GBM & XGBoost

Both GBM and XGBoost are forward-learning ensemble methods that build regression trees sequentially, with each new tree correcting for the errors of the previous ones. They are among the most accurate algorithms on tabular data and are the typical winners of ML competitions.

Gradient Boosting Machine (GBM)

H2O’s GBM sequentially builds regression trees on all features of the dataset in a fully distributed way — each tree is built in parallel across the cluster. It supports per-row observation weights, offsets, N-fold cross-validation, and a wide range of distribution functions. MOJO Support: GBM fully supports importing and exporting MOJOs for low-latency production scoring.

XGBoost

H2O’s XGBoost implementation is based on the native XGBoost library via JNI. It provides parallel tree boosting (GBDT/GBM) and is often faster than H2O GBM on large datasets, especially with GPU acceleration. It supports multicore via OpenMP and can use GPU backends (backend="gpu"). MOJO Support: XGBoost supports importing and exporting MOJOs.

Key Parameters

Shared Parameters (GBM & XGBoost)

ntrees

int

default:"50"

Number of trees to build. More trees generally improve accuracy but increase training time and risk of overfitting. Use early stopping (stopping_rounds) to find the optimal value automatically.

max_depth

int

default:"5 (GBM), 6 (XGBoost)"

Maximum depth of each tree. Higher values increase model complexity. For GBM, 5 is a good default; XGBoost often benefits from shallower trees (3–6) when combined with more rounds.

learn_rate

float

default:"0.1 (GBM), 0.3 (XGBoost)"

Step size shrinkage applied after each tree.
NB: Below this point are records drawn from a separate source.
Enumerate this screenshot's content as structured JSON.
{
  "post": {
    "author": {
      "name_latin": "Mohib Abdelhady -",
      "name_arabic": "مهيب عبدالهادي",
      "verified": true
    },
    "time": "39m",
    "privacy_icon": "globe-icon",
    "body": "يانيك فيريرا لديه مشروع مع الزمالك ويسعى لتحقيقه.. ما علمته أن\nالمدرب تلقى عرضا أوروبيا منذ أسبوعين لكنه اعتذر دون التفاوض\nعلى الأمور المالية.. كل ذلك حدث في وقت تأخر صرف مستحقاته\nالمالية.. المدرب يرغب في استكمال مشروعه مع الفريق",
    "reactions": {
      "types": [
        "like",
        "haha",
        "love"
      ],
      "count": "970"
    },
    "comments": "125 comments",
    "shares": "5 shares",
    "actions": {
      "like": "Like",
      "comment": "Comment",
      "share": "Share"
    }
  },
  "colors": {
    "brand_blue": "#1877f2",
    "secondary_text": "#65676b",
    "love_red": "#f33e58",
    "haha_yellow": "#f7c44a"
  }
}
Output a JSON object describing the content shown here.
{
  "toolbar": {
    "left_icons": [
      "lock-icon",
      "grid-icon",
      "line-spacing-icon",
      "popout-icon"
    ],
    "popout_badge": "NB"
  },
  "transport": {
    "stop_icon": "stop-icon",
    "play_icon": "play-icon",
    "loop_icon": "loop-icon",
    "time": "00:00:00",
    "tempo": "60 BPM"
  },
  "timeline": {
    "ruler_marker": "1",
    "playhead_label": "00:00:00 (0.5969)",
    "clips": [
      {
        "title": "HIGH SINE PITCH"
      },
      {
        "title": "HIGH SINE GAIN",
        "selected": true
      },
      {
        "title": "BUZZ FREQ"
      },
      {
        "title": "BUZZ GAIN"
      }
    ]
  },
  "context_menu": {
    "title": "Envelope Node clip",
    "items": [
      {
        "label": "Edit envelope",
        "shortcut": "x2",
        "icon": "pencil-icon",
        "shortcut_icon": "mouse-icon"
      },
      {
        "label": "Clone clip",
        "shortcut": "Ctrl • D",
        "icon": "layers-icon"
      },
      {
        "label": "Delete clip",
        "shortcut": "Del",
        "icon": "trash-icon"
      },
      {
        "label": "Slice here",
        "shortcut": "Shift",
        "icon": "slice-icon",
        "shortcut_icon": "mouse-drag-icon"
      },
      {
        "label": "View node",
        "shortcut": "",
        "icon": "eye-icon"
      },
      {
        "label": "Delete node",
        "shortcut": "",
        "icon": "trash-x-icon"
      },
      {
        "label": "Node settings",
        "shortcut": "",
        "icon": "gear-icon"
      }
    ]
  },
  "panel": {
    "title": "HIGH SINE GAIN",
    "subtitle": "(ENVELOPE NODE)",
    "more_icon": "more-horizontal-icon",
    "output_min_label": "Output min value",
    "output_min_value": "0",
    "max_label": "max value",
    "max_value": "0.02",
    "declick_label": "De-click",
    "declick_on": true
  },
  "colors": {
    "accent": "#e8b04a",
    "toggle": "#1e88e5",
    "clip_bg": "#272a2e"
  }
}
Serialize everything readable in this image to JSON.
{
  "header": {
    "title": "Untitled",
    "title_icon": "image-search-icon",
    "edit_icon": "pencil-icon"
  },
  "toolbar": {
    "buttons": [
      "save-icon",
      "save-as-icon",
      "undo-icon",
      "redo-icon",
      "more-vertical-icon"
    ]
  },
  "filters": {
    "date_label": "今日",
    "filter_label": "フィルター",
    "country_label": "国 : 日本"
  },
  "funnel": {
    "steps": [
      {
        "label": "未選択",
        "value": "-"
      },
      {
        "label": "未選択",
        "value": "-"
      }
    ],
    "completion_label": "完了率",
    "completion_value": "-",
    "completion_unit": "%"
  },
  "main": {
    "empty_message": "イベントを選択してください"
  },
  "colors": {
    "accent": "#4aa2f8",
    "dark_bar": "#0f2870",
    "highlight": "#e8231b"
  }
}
Smaller values (e.g., 0.01–0.05) require more trees but often yield better generalization. Alias: eta in XGBoost.

sample_rate

float

default:"1.0 (GBM), 1.0 (XGBoost)"

Row-wise subsampling rate per tree (without replacement). Values in the range 0.5–0.8 add stochasticity and can improve generalization (Friedman 1999 stochastic GBM). Alias: subsample in XGBoost.

col_sample_rate

float

default:"1.0"

Column subsampling rate per tree level (without replacement). Alias: colsample_bylevel in XGBoost.

col_sample_rate_per_tree

float

default:"1.0"

Column subsampling rate per tree (without replacement). Multiplicative with col_sample_rate. Alias: colsample_bytree in XGBoost.

min_rows

float

default:"10.0 (GBM), 1.0 (XGBoost)"

Minimum number of observations required in a leaf node. Increase to prevent overfitting on small datasets. R parameter name: node_size.

distribution

str

default:"auto"

Loss function / response distribution. "auto" infers from the response column type. Options: "gaussian", "bernoulli", "multinomial", "poisson", "gamma", "tweedie", "laplace", "quantile", "huber".

GBM-Specific Parameters

learn_rate_annealing

float

default:"1.0"

Reduce learn_rate by this factor after every tree. E.g., learn_rate=0.05, learn_rate_annealing=0.99 gives a decaying learning rate that converges faster than a fixed small rate.

histogram_type

str

default:"AUTO"

How to bin continuous features for split-finding. Options: "AUTO", "UniformAdaptive", "UniformRobust", "Random" (XRT-style), "QuantilesGlobal", "RoundRobin".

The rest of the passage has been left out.